I'm using ElasticSearch 0.90.7, so the answer to What exactly does the Standard tokenfilter do in Elasticsearch? I do not think applies (however what I'm seeing is similar).
I build the following:
curl -XDELETE "http://localhost:9200/testindex"
curl -XPOST "http://localhost:9200/testindex" -d'
{
"mappings" : {
"article" : {
"properties" : {
"text" : {
"type" : "string"
}
}
}
}
}'
I populate the following:
curl -XPUT "http://localhost:9200/testindex/article/1" -d'{
"text": "file name. pdf"
}'
curl -XPUT "http://localhost:9200/testindex/article/2" -d'{
"text": "file name.pdf"
}'
Search returns the following:
curl -XPOST "http://localhost:9200/testindex/_search" -d '{
"fields": [],
"query": {
"query_string": {
"default_field": "text",
"query": "\"file name\""
}
}
}'
{
"took": 2,
"timed_out": false,
"_shards": {
"total": 5,
"successful": 5,
"failed": 0
},
"hits": {
"total": 1,
"max_score": 0.30685282,
"hits": [
{
"_index": "testindex",
"_type": "article",
"_id": "1",
"_score": 0.30685282
}
]
}
}
... given this, I'm guessing that the standard tokenizer is changing document #2 from file name.pdf into file namepdf
My questions are:
You can check for yourself using the Analyze API.

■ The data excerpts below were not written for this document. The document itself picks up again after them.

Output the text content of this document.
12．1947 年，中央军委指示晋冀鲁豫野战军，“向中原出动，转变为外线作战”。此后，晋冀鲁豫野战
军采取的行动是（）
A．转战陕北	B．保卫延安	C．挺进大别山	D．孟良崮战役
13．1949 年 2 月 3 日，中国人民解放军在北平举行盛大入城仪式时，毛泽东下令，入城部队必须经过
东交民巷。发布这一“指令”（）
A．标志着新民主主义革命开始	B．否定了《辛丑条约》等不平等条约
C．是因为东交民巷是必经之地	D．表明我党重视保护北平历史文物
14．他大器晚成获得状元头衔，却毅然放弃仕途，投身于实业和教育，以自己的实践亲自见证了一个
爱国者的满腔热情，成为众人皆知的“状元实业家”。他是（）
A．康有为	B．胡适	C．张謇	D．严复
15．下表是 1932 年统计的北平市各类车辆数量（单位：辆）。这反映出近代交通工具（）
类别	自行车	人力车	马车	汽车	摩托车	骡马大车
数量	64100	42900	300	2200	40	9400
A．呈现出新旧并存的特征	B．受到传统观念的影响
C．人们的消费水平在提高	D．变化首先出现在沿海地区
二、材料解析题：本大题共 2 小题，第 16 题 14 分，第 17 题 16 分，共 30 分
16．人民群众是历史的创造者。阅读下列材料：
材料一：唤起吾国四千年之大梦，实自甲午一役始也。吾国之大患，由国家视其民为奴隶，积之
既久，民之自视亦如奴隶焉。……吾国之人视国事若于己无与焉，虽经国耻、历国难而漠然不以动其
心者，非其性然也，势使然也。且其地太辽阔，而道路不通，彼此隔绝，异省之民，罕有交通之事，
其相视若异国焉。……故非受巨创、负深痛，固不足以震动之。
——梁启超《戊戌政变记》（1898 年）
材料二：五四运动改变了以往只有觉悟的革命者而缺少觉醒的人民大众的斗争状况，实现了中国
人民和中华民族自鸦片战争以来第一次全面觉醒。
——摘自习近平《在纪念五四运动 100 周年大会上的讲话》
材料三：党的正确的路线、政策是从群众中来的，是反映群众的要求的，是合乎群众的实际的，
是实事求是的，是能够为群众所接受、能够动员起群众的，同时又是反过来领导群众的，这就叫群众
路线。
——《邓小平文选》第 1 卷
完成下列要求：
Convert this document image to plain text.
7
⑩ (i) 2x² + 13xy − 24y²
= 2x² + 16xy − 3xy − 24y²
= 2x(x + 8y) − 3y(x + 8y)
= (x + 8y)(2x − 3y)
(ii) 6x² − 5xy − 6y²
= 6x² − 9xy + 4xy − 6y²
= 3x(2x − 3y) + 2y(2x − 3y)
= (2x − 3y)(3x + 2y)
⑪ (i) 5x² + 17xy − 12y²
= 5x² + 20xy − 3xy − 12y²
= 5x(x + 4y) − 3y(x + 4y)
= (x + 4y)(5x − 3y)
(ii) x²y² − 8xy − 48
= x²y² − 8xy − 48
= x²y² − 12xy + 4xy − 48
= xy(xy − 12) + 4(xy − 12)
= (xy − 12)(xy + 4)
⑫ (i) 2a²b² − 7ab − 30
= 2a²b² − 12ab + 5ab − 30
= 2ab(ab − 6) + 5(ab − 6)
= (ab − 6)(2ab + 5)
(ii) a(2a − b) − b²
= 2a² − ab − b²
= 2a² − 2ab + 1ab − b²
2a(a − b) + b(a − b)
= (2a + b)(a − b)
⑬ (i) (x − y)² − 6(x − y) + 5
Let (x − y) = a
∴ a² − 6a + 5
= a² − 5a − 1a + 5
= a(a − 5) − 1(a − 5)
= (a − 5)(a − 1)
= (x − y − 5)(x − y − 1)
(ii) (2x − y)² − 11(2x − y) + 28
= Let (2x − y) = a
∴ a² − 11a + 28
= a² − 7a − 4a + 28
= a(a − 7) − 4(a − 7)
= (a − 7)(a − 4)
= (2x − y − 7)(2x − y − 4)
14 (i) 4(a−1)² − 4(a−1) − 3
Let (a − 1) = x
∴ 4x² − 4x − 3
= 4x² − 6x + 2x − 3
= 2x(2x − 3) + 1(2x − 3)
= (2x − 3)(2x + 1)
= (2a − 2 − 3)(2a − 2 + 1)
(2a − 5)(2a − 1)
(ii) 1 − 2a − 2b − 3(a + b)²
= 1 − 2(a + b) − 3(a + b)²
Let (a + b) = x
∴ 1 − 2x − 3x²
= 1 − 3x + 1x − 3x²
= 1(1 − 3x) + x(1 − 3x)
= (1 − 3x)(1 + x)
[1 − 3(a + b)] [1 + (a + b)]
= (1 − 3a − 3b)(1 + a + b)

This yields the tokens file
, name
, and pdf
for "file name .pdf"
,
and the tokens file
, and name.pdf
for "file name.pdf"
.
The StandardAnalyzer, or rather the StandardTokenizer, implements the Word Break rules from the Unicode Text Segmentation algorithm, as specified in Unicode Standard Annex #29, which says:
Do not break within sequences, such as “3.2”
So, "name.pdf"
is considered a full word by the StandardTokenizer.
For your Query, the SimpleAnalyzer would work. You can use the Analyze API as well as the elasticsearch-inquisitor plugin to test the available analyzers.